Erica Guelfi | October 27, 2022
As a third-year student, I am well acquainted with the typical crowded shuffle at the entrance to every dining hall as students scramble to get their phones or Commodore Cards out of their pockets to scan for entry. So, imagine my surprise when I arrived at the Commons Center one day at the start of the semester to see people entering the dining hall with the simple use of a face-scanner, completely hands-free.
A quick bit of research (as well as a slew of posters and advertising fliers posted around campus) enlightened me to this new development. Known as Vanderbilt VisionPass, this newly installed technology uses facial biometrics to allow students to enter, following a quick scan of their faces.
Biometric technology is hardly a new concept to most students currently at Vanderbilt. As a generation who grew up during the 21st-century technology boom, we have seen biometrics flourish over the past few years. Notably, most phones now come preloaded with the feature, allowing users to create a “Face ID” during setup to unlock their phone. For most students, it is a no-brainer to enable this feature, as it is incredibly convenient to pick up a phone and have it unlock itself.
However, as biometric technology becomes more normalized and ingrained into our culture, the question arises: who has access to this information? Despite its many conveniences, there is a darker side to biometric technology. Primarily, privacy concerns have plagued this innovation since its beginnings, bringing into question what rights and protections apply to the acquisition and use of facial biometrics data.
For instance, as Apple’s Face ID increased in popularity, reports emerged from several sources on how police could potentially use the technology to force people to open their phones. While a more recent court order prohibited this practice in an investigation, news stories have continued to come out about police violating this order.
Similar issues were brought to light during many of the Black Lives Matter and post-Roe v. Wade protests, when stories of how protesters were being found and charged using facial identification software and pictures they had posted online came out. These reports incited large amounts of fear, leading many to take preventative measures, including the use of makeup to confuse facial recognition algorithms. While the efficacy of these countermeasures is up for debate, the underlying fear behind the actions is impossible to deny. Investigations are still ongoing as to just how much surveillance was used during the protests.

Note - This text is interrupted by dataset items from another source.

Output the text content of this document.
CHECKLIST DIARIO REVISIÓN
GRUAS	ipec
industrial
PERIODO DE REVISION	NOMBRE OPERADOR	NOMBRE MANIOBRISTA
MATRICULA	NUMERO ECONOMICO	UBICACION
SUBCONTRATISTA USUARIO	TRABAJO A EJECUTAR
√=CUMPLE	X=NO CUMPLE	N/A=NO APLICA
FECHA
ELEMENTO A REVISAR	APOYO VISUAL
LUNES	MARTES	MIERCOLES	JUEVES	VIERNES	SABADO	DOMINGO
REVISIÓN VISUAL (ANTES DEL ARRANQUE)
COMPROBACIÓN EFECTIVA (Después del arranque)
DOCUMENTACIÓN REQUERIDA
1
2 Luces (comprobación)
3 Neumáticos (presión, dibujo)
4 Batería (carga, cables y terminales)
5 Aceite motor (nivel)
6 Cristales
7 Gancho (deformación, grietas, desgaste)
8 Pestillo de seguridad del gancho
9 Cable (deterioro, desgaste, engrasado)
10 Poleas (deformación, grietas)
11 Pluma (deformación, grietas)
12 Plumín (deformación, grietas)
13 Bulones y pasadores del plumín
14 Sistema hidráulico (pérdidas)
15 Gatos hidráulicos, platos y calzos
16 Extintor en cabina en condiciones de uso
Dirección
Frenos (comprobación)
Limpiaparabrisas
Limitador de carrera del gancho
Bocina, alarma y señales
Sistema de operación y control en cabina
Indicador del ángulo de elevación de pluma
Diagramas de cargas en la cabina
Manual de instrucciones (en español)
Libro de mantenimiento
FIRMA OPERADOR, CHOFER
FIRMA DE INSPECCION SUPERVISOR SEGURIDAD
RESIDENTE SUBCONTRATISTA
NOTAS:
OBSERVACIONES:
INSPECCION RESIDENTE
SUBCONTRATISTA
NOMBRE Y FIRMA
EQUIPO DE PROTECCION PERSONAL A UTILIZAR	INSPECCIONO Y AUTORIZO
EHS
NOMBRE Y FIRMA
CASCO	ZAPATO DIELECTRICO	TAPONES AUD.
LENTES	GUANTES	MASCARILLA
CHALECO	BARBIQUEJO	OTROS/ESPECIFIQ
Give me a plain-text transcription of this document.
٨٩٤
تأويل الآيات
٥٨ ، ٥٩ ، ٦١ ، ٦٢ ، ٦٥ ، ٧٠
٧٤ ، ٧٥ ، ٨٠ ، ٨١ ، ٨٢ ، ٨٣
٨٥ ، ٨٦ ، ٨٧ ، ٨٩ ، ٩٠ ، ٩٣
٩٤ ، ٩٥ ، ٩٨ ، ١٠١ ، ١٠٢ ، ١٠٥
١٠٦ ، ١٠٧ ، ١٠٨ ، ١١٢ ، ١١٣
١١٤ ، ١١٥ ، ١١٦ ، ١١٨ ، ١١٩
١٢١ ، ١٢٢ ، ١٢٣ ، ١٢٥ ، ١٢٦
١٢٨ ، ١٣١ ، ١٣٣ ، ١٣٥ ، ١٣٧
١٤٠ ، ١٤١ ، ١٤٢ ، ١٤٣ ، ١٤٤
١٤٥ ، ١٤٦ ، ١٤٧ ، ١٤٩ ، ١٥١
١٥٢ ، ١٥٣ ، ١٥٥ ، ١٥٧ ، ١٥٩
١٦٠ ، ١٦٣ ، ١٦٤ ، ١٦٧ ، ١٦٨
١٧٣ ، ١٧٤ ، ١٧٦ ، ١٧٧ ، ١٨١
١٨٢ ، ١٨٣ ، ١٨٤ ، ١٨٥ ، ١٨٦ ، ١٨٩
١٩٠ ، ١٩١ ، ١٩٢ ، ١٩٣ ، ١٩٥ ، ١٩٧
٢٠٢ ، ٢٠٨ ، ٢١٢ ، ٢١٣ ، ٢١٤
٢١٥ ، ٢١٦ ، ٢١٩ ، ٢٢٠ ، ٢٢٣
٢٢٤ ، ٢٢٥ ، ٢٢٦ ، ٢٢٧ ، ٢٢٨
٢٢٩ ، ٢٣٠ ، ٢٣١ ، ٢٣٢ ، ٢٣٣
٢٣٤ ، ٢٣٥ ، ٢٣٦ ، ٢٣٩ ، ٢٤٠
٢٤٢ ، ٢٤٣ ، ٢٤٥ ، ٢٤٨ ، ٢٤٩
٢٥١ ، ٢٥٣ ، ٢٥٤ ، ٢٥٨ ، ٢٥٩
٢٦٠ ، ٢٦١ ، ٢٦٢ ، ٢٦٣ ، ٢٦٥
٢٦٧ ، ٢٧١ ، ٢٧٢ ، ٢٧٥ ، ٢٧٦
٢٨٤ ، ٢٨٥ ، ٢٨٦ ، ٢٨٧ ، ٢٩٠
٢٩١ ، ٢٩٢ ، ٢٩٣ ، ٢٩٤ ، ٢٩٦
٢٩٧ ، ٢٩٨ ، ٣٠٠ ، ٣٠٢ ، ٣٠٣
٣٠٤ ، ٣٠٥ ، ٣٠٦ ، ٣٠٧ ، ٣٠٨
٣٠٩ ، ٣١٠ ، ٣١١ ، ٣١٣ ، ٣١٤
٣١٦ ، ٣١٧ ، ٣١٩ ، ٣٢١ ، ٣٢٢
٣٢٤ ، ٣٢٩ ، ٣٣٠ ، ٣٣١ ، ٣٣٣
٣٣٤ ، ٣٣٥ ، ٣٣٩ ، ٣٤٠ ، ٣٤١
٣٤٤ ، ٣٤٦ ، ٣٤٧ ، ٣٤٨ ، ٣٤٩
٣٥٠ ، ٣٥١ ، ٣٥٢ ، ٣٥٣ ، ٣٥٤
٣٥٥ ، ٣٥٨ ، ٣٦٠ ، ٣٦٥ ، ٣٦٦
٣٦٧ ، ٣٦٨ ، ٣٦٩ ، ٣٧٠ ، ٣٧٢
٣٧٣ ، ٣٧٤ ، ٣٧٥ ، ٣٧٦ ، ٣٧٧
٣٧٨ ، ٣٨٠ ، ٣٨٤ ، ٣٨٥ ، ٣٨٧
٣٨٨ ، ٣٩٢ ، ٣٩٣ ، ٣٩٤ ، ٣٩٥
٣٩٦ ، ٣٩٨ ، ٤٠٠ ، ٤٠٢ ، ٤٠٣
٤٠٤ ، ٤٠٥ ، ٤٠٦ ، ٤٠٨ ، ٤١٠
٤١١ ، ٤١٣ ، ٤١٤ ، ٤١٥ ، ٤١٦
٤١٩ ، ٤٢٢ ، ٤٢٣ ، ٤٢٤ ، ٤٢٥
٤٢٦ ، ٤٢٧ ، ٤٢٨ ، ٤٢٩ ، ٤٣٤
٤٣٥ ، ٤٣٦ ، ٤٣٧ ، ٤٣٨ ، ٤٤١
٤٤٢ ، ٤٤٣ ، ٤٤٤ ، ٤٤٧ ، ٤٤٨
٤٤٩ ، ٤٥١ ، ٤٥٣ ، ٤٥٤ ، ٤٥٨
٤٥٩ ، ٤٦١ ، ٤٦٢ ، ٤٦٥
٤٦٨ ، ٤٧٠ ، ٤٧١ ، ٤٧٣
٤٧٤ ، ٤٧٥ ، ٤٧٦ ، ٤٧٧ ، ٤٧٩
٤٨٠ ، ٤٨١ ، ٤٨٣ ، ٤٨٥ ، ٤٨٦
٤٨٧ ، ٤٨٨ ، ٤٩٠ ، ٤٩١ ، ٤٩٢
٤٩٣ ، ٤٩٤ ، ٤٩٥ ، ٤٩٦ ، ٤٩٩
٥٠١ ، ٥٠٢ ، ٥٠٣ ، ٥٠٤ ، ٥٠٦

Vanderbilt students likely have nothing to worry about in terms of privacy, however. Vanderbilt’s website clearly displays that face IDs are a numerical representation of key facial metrics, not an actual scan of student’s faces. Additionally, these numbers cannot be reverse engineered. Students can scan into the Commons dining hall with the peace of mind that their information is being kept safe.
Currently, the VisionPass system is only available on Commons, although student feedback will determine if the feature has a future in campus-wide implementation. One particular point of convenience is that even when Commodore Cards are not working, the second-party system implemented by the scanners will grant entry to dining halls, allowing users to bypass potential issues with Vanderbilt’s card system.
While not the most revolutionary technology, the VisionPass system allows for a more streamlined entry process for busy students. With the packed schedules many Vanderbilt students maintain, every extra second counts. Perhaps this technology will be extended to other parts of campus, including other dining halls or residence halls, making the entire process of accessing campus resources a quick, hands-free experience.